11

3.5K 198 406
                                    

Villa Balestra era sempre uguale a se stessa.
Il tempo che passa, le stagioni che cambiano, riuscivano a solo a renderla più vera, mai più vecchia.
Manuel non era mai stato a casa del suo professore, nonostante ai tempi della 3B questo fosse famoso per organizzare cene con i suoi studenti: lui non ci era mai andato, perché era convinto che l'affezione rendesse deboli, come poteva esserne convinto un ragazzino abituato a caricarsi il mondo intero sulle spalle.
Stava camminando al fianco di Simone, sulla stradina sterrata che portava al giardino antecedente la villa.
Rise tra sè e sé pensando che, se fosse andato ad una di quelle cene, forse avrebbe conosciuto un Simone liceale e, automaticamente, la curiosità lo investì.

"Com'eri tu al liceo?"

Simone si voltò a guardarlo con un sopracciglio inarcato.

"Stai viaggiando sul viale dei ricordi?"

Manuel gli diede una pacca sulla spalla, accompagnata da uno stronzo malcelato e, per un attimo, godette di come la luce del tramonto addolcisse i tratti cesellati dell'altro, che abbassò lo sguardo, con un sorriso malinconico, forse nostalgico.

"Ho fatto lo scientifico, e perlopiù mi dividevo tra compiti e allenamenti di rugby."

Il maggiore sgranò gli occhi e sorpreso, chiese: "Facevi rugby?"

Simone ridacchiò per poi attestare, serissimo: "Ce so' cresciuto in mezzo alle mischie, io"

Manuel rise di nuovo e si figurò l'immagine di Simone in pantaloncini intento a placcare gli avversari.

"Non è che 'n giorno de questi te rimetteresti i pantaloncini?

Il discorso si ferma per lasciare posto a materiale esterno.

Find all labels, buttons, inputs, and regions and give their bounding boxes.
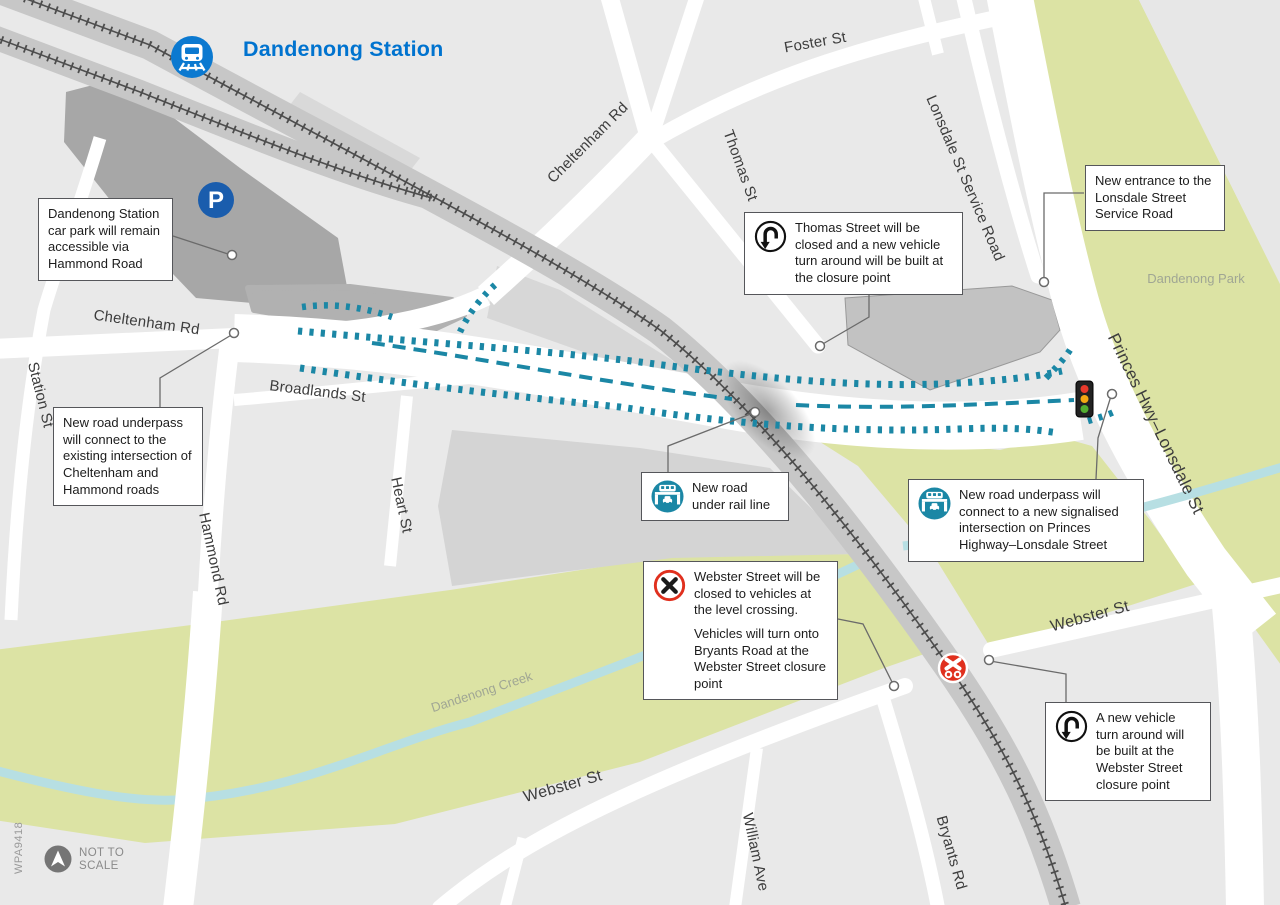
road-closed-icon — [653, 569, 686, 602]
callout-cheltenham-underpass-text: New road underpass will connect to the e… — [63, 415, 193, 498]
north-arrow-icon — [45, 846, 72, 873]
parking-icon-glyph: P — [208, 187, 224, 214]
map-reference-code: WPA9418 — [13, 822, 25, 874]
callout-car-park: Dandenong Station car park will remain a… — [38, 198, 173, 281]
train-station-icon — [171, 36, 213, 78]
area-label-park: Dandenong Park — [1147, 271, 1245, 286]
not-to-scale-line1: NOT TO — [79, 847, 124, 859]
underpass-icon — [918, 487, 951, 520]
callout-webster-turnaround-text: A new vehicle turn around will be built … — [1096, 710, 1201, 793]
callout-car-park-text: Dandenong Station car park will remain a… — [48, 206, 163, 273]
callout-webster-closure: Webster Street will be closed to vehicle… — [643, 561, 838, 700]
callout-princes-underpass: New road underpass will connect to a new… — [908, 479, 1144, 562]
station-title: Dandenong Station — [243, 37, 443, 61]
project-map-page: { "station": { "label": "Dandenong Stati… — [0, 0, 1280, 905]
callout-rail-underpass: New road under rail line — [641, 472, 789, 521]
road-princes-hwy-south — [1230, 595, 1245, 905]
parking-icon: P — [198, 182, 234, 218]
callout-webster-turnaround: A new vehicle turn around will be built … — [1045, 702, 1211, 801]
callout-thomas-closure: Thomas Street will be closed and a new v… — [744, 212, 963, 295]
underpass-icon — [651, 480, 684, 513]
callout-thomas-closure-text: Thomas Street will be closed and a new v… — [795, 220, 953, 287]
callout-webster-closure-text2: Vehicles will turn onto Bryants Road at … — [694, 626, 828, 693]
callout-cheltenham-underpass: New road underpass will connect to the e… — [53, 407, 203, 506]
u-turn-icon — [754, 220, 787, 253]
callout-lonsdale-entrance-text: New entrance to the Lonsdale Street Serv… — [1095, 173, 1215, 223]
callout-princes-underpass-text: New road underpass will connect to a new… — [959, 487, 1134, 554]
traffic-light-icon — [1076, 381, 1093, 417]
level-crossing-removal-icon — [939, 654, 967, 682]
u-turn-icon — [1055, 710, 1088, 743]
not-to-scale-line2: SCALE — [79, 860, 119, 872]
callout-rail-underpass-text: New road under rail line — [692, 480, 779, 513]
callout-lonsdale-entrance: New entrance to the Lonsdale Street Serv… — [1085, 165, 1225, 231]
callout-webster-closure-text1: Webster Street will be closed to vehicle… — [694, 569, 828, 619]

Vorrei verificà 'na cosa"

La scapellotto che gli arrivò alla nuca avrebbe dovuto aspettarselo, ma ne era valsa la pena, se poteva godersi le guance leggermente arrossate di Simone, che erano ormai il suo punto debole da un po', senza che lui lo sapesse.

"Va bene, va bene" alzò le mani in segno di resa, mentre il sorriso scemava dal suo volto per lasciare spazio ad una malinconia un po' amara "Io, invece, ero un coglione."

Simone gli scoccò un'occhiata e calciò qualche sassolino, mentre procedeva a prenderlo in giro come facilmente prevedibile: "Più d'adesso? Mi pare difficile."

Manuel gli fece il verso, con un sorriso, ma lo sguardo che posò sulla natura intorno a loro non era allegro, frizzante come suo solito.

"No, davvero. Me 'nfilavo in un sacco de casini. Mi madre e 'l professore- tu' padre, impazzivano pe' starmi dietro."

Il corvino allora si fermò sulla strada sdrucciolata; poteva già scorgere quella che era stata casa sua poco distante. Svettava, fiera, nella vegetazione.

"Manuel, noi non siamo gli errori che facciamo" incastrò gli occhi in quelli malinconici dell'altro "Siamo il modo che troviamo per porvi rimedio. L'impegno che ci mettiamo per farlo davvero."

E li vide, gli occhi del maggiore farsi un po' più grandi, lucidi di un'emozione che stava chiusa in quel cassetto da anni, forse. Ci fu silenzio e Manuel gli sorrise, con quel raro sorriso vero e sincero che tanto gli piaceva vedergli addosso, anche se non l'avrebbe mai detto.

"Può mai esse' che sei 'n perfettone pure quando vuoi consolare le persone?"

E Simone lo sapeva, in quel momento, che sdrammatizzare era l'unico modo per Manuel di sopravvivere al tumulto che si trascinava dentro, quindi rise, leggero.

"La prossima volta sai cosa? Te faccio rapporto a Giulio, allora"

"Sì e co' quale scusa stavolta?"

Non gli rispose, Simone, perché Villa Balestra si aprì davanti alla loro vista quasi all'improvviso, trascinando con sè un odore di casa, di famiglia, che anche quello dei due che non era mai stato lì poteva sentire.